Our principles


French contractors have a long tradition of providing their clients with services that offer the best value in terms of price, deadline, quality, safety and environmental impact.

Their technical expertise, their constant drive to improve and innovate, along with their project management skills, have allowed these companies to offer global, tailored and cost-effective solutions.
Within the framework of their activities, companies comply scrupulously with the laws of host countries and respect the social regulations and the rights of their workers. As far as possible, they employ local workers and improve their qualifications through appropriate training actions.

Keenly aware of the challenge of implementing infrastructure projects in certain countries and the contribution of such projects to development, French international contractors are committed to being responsible partners for local authorities and international organisations. They attach particular importance to building with all the actors involved in a long-term relationship that benefits all parties concerned.
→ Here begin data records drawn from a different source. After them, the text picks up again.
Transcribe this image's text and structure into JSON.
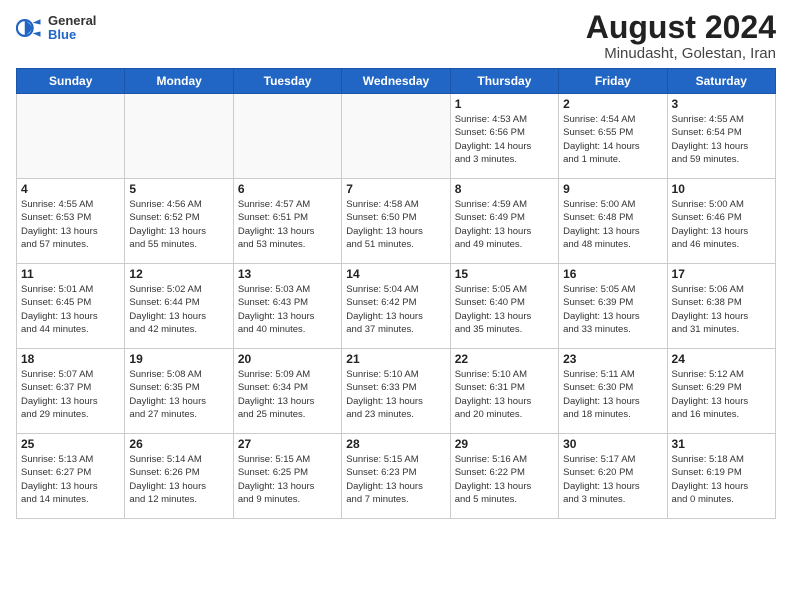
{
  "header": {
    "logo_general": "General",
    "logo_blue": "Blue",
    "title": "August 2024",
    "subtitle": "Minudasht, Golestan, Iran"
  },
  "days_of_week": [
    "Sunday",
    "Monday",
    "Tuesday",
    "Wednesday",
    "Thursday",
    "Friday",
    "Saturday"
  ],
  "weeks": [
    [
      {
        "day": "",
        "info": ""
      },
      {
        "day": "",
        "info": ""
      },
      {
        "day": "",
        "info": ""
      },
      {
        "day": "",
        "info": ""
      },
      {
        "day": "1",
        "info": "Sunrise: 4:53 AM\nSunset: 6:56 PM\nDaylight: 14 hours\nand 3 minutes."
      },
      {
        "day": "2",
        "info": "Sunrise: 4:54 AM\nSunset: 6:55 PM\nDaylight: 14 hours\nand 1 minute."
      },
      {
        "day": "3",
        "info": "Sunrise: 4:55 AM\nSunset: 6:54 PM\nDaylight: 13 hours\nand 59 minutes."
      }
    ],
    [
      {
        "day": "4",
        "info": "Sunrise: 4:55 AM\nSunset: 6:53 PM\nDaylight: 13 hours\nand 57 minutes."
      },
      {
        "day": "5",
        "info": "Sunrise: 4:56 AM\nSunset: 6:52 PM\nDaylight: 13 hours\nand 55 minutes."
      },
      {
        "day": "6",
        "info": "Sunrise: 4:57 AM\nSunset: 6:51 PM\nDaylight: 13 hours\nand 53 minutes."
      },
      {
        "day": "7",
        "info": "Sunrise: 4:58 AM\nSunset: 6:50 PM\nDaylight: 13 hours\nand 51 minutes."
      },
      {
        "day": "8",
        "info": "Sunrise: 4:59 AM\nSunset: 6:49 PM\nDaylight: 13 hours\nand 49 minutes."
      },
      {
        "day": "9",
        "info": "Sunrise: 5:00 AM\nSunset: 6:48 PM\nDaylight: 13 hours\nand 48 minutes."
      },
      {
        "day": "10",
        "info": "Sunrise: 5:00 AM\nSunset: 6:46 PM\nDaylight: 13 hours\nand 46 minutes."
      }
    ],
    [
      {
        "day": "11",
        "info": "Sunrise: 5:01 AM\nSunset: 6:45 PM\nDaylight: 13 hours\nand 44 minutes."
      },
      {
        "day": "12",
        "info": "Sunrise: 5:02 AM\nSunset: 6:44 PM\nDaylight: 13 hours\nand 42 minutes."
      },
      {
        "day": "13",
        "info": "Sunrise: 5:03 AM\nSunset: 6:43 PM\nDaylight: 13 hours\nand 40 minutes."
      },
      {
        "day": "14",
        "info": "Sunrise: 5:04 AM\nSunset: 6:42 PM\nDaylight: 13 hours\nand 37 minutes."
      },
      {
        "day": "15",
        "info": "Sunrise: 5:05 AM\nSunset: 6:40 PM\nDaylight: 13 hours\nand 35 minutes."
      },
      {
        "day": "16",
        "info": "Sunrise: 5:05 AM\nSunset: 6:39 PM\nDaylight: 13 hours\nand 33 minutes."
      },
      {
        "day": "17",
        "info": "Sunrise: 5:06 AM\nSunset: 6:38 PM\nDaylight: 13 hours\nand 31 minutes."
      }
    ],
    [
      {
        "day": "18",
        "info": "Sunrise: 5:07 AM\nSunset: 6:37 PM\nDaylight: 13 hours\nand 29 minutes."
      },
      {
        "day": "19",
        "info": "Sunrise: 5:08 AM\nSunset: 6:35 PM\nDaylight: 13 hours\nand 27 minutes."
      },
      {
        "day": "20",
        "info": "Sunrise: 5:09 AM\nSunset: 6:34 PM\nDaylight: 13 hours\nand 25 minutes."
      },
      {
        "day": "21",
        "info": "Sunrise: 5:10 AM\nSunset: 6:33 PM\nDaylight: 13 hours\nand 23 minutes."
      },
      {
        "day": "22",
        "info": "Sunrise: 5:10 AM\nSunset: 6:31 PM\nDaylight: 13 hours\nand 20 minutes."
      },
      {
        "day": "23",
        "info": "Sunrise: 5:11 AM\nSunset: 6:30 PM\nDaylight: 13 hours\nand 18 minutes."
      },
      {
        "day": "24",
        "info": "Sunrise: 5:12 AM\nSunset: 6:29 PM\nDaylight: 13 hours\nand 16 minutes."
      }
    ],
    [
      {
        "day": "25",
        "info": "Sunrise: 5:13 AM\nSunset: 6:27 PM\nDaylight: 13 hours\nand 14 minutes."
      },
      {
        "day": "26",
        "info": "Sunrise: 5:14 AM\nSunset: 6:26 PM\nDaylight: 13 hours\nand 12 minutes."
      },
      {
        "day": "27",
        "info": "Sunrise: 5:15 AM\nSunset: 6:25 PM\nDaylight: 13 hours\nand 9 minutes."
      },
      {
        "day": "28",
        "info": "Sunrise: 5:15 AM\nSunset: 6:23 PM\nDaylight: 13 hours\nand 7 minutes."
      },
      {
        "day": "29",
        "info": "Sunrise: 5:16 AM\nSunset: 6:22 PM\nDaylight: 13 hours\nand 5 minutes."
      },
      {
        "day": "30",
        "info": "Sunrise: 5:17 AM\nSunset: 6:20 PM\nDaylight: 13 hours\nand 3 minutes."
      },
      {
        "day": "31",
        "info": "Sunrise: 5:18 AM\nSunset: 6:19 PM\nDaylight: 13 hours\nand 0 minutes."
      }
    ]
  ]
}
The OECD has played a key role in this area with the adoption in 1998 of the «Convention on combating bribery of foreign public officials in international business transactions». SEFI member firms have always sought to promote ethics and transparency in their business activities. Therefore, SEFI, in partnership with BIAC, has closely monitored the negotiations on this agreement. It has always campaigned for the implementation of the compulsory provisions in a way that is equal for all and effectively applied by all the operators concerned. This agreement was ratified by France in 2000. SEFI is in favour of extending these provisions to worldwide level through the WTO or the United Nations.

In order to ensure security and efficiency in the awarding of contracts, French contractors, in cooperation with their insurers and international institutions, promote the use of the «Contract Bond» (URCB 524 of the ICC). The main advantage of the bond issued by a third party (generally an insurer) is to monitor events and to guarantee as upstream as possible, as early as the shortlist phase, that an objective assessment is carried out of the capacity of companies to implement the project according to the stipulated budget and by the given deadline, if they are awarded the contract. Some aspects of this system are now being proposed within the framework of the projects financed by the World Bank.


Health, safety and environmental management are among the most important concerns of SEFI member companies. In this area, they are constantly looking for ways to improve their practices and performance. To this end%2C they implement a very active prevention and safety policy and give priority to research into and implementation of new techniques, training and staff awareness.

Furthermore, in the last few years these companies have committed themselves to a process of certification of their activities. While seeking to improve their processes, they have been striving to optimise their environmental management. As part of this process, they have set in place certified quality and environmental protection management systems (ISO 9000 and ISO 14000). In addition, they encourage the development of these approaches within the framework of their relations with clients, subcontractors and national and international organisations. Lastly, they constantly monitor developments to adopt any improvements that come on stream.


French construction firms are aware of the visibility and impact of the major works projects that they undertake. They are therefore conscious of the effects of these projects and their contribution to economic, social and environmental progress within the framework of their concern to foster sustainable development.

Infrastructure do much to improve the living conditions of citizens (home, work, transport or leisure), and they have major impact in terms of growth and jobs.

Nowadays, one of the major challenges facing developing countries is supplying underprivileged population groups with basic infrastructure and services under socially acceptable conditions. All the studies in this area have demonstrated that these imperatives are fundamental to economic and social growth and the first step towards reducing poverty.

In industrialised countries, rehabilitation and the construction of new infrastructure can do much to improve the life of citizens and the competitiveness of businesses. Furthermore, they together constitute an important factor when it comes to attracting new inward investments.